The goal of the project is to create the ability to run a recurrent neural network (RNN) model on a Cortex M4 grade CPU, and integrate that functionality into an environmental sensing node to analyze the time series from a sensor on that node. The NXP K64 MCU in the Rapid IoT kit provides a good reference board to try out the concept. The analytics from the RNN can provide the ability to predict the future time series values and thereby the ability to provide early warnings for disaster events.
The exploration started with the web-based IDE for the kit but we switched to the desktop IDE so that we can add the neural network feature as the data came in from the sensors. We developed the Gated Recurrent Unit (GRU) using the available ARM CMSIS NN library that is optimized for the Cortex M series. The GRU code was developed using the FRDM K64 board.

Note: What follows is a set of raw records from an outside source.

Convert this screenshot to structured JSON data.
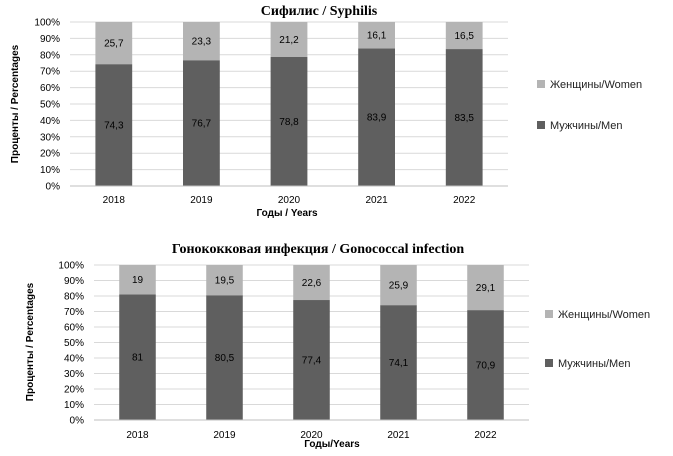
{
  "chart_data": [
    {
      "type": "bar",
      "stacked": true,
      "title": "Сифилис / Syphilis",
      "xlabel": "Годы / Years",
      "ylabel": "Проценты / Percentages",
      "categories": [
        "2018",
        "2019",
        "2020",
        "2021",
        "2022"
      ],
      "yticks": [
        "0%",
        "10%",
        "20%",
        "30%",
        "40%",
        "50%",
        "60%",
        "70%",
        "80%",
        "90%",
        "100%"
      ],
      "ylim": [
        0,
        100
      ],
      "series": [
        {
          "name": "Мужчины/Men",
          "values": [
            74.3,
            76.7,
            78.8,
            83.9,
            83.5
          ],
          "labels": [
            "74,3",
            "76,7",
            "78,8",
            "83,9",
            "83,5"
          ],
          "color": "#5f5f5f"
        },
        {
          "name": "Женщины/Women",
          "values": [
            25.7,
            23.3,
            21.2,
            16.1,
            16.5
          ],
          "labels": [
            "25,7",
            "23,3",
            "21,2",
            "16,1",
            "16,5"
          ],
          "color": "#b4b4b4"
        }
      ],
      "legend": [
        "Женщины/Women",
        "Мужчины/Men"
      ],
      "legend_position": "right",
      "grid": true
    },
    {
      "type": "bar",
      "stacked": true,
      "title": "Гонококковая инфекция / Gonococcal infection",
      "xlabel": "Годы/Years",
      "ylabel": "Проценты / Percentages",
      "categories": [
        "2018",
        "2019",
        "2020",
        "2021",
        "2022"
      ],
      "yticks": [
        "0%",
        "10%",
        "20%",
        "30%",
        "40%",
        "50%",
        "60%",
        "70%",
        "80%",
        "90%",
        "100%"
      ],
      "ylim": [
        0,
        100
      ],
      "series": [
        {
          "name": "Мужчины/Men",
          "values": [
            81,
            80.5,
            77.4,
            74.1,
            70.9
          ],
          "labels": [
            "81",
            "80,5",
            "77,4",
            "74,1",
            "70,9"
          ],
          "color": "#5f5f5f"
        },
        {
          "name": "Женщины/Women",
          "values": [
            19,
            19.5,
            22.6,
            25.9,
            29.1
          ],
          "labels": [
            "19",
            "19,5",
            "22,6",
            "25,9",
            "29,1"
          ],
          "color": "#b4b4b4"
        }
      ],
      "legend": [
        "Женщины/Women",
        "Мужчины/Men"
      ],
      "legend_position": "right",
      "grid": true
    }
  ]
}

The process consisted of developing the GRU model in an Azure Jupyter notebook using Keras where it was easy to change the model parameters and train the model. The next challenge was to import the weights and bias values of the trained model into a set of #DEFINE statements that could be compiled to create the ARM CMSIS NN GRU implementation for the Cortex M4. The Keras tensors had to reordered and restructured to meet the requirements of the CMSIS NN. That was first tested using a set of Excel macros and then finally coded as a c program that read the .h5 file and wrote the #DEFINE statements into a .h include file that was compiled on the FRDM board. The validity of that include file was tested by writing a small driver to create the same input data on the FRDM board as the GRU model was executed.

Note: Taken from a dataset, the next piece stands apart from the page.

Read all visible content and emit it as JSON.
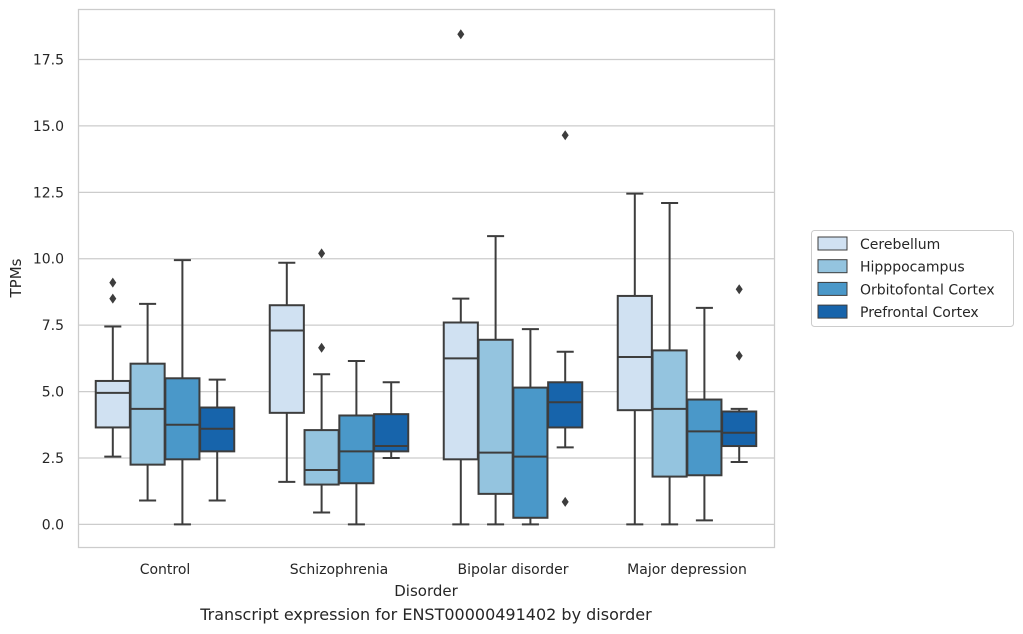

The goal for the testing was to be able predict a time-series that can mimics the daily temperature variation which is a single hump curve that repeats every 24 hours. The Keras model showed excellent ability to capture that behavior with just two GRU cells in a single GRU layer that was coupled with a dense layer. The ARM CMSIS NN leverages the q format for storing floats and we modified the code provided by ARM to convert our floating point weights from Keras into the q format numbers for CMSIS.
Then we tested whether the FRDM board generated the "single hump" curve for every 24 data points, and IT DID! That was the most exciting moment in the entire project execution. As far as we know, we are the very first group of people to implement a GRU on the ARM Cortex. The existing work only shows the CNN implementations for image recognition (like the CIFAR cats and dogs stuff). The sample GRU code provided by ARM used some random numbers to populated the weights, and also may have some bugs. We hope to interact with ARM CMSIS NN team to get some clarification.
The last piece of the puzzle was to modify the "example code for weather station" provided by NXP to include the GRU functionality. That was not too difficult after we figured out where in "sensors.c" the call the our GRU code had to be added. We decided to override the temperature reading by getting the "single-hump" data generated by the GRU and send that via bluetooth to the Android Weather Station Demo app (and forward into the cloud). That worked out just fine.
Our cover-page shows the "cloud output" and rest of the hardware.
It turned our the our idea of using GRU for time-series analysis was explored by a Korean team (https://www.ncbi.nlm.nih.gov/pmc/articles/PMC5712838/) in 2017 but where the GRU was executed in the cloud. We believe that we are first research team to explore GRU on an edge device.
This work supplements and complements the work done by the NXP team where two models can be trained: SVM (Support Vector Model) or GMM (Gaussian Mixture Model). They used the Rapid IoT Kit for anomaly detection on an electric drill where they mention that : "A few of Rapid IoT's sensors are utilized- gyro/accel/mag, Rapid IoT is trained to send an alert when an out of bound condition occurs, and the same principle of anomaly detection can be applicable for other verticals- e.g. temperature, humidity, air quality for Home and Building automation."
Same comments will apply to the GRU tool developed by our team with the exception that model training will take place externally. On the other hand, it is extremely easy to incorporate our code into the existing Rapid IoT Sensor Examples. There is also a great deal of existing research on using GRU's for speech recognition, and it will be interesting to add a microphone to the Rapid IoT kit and test ability of the kit to do real-time speech recognition.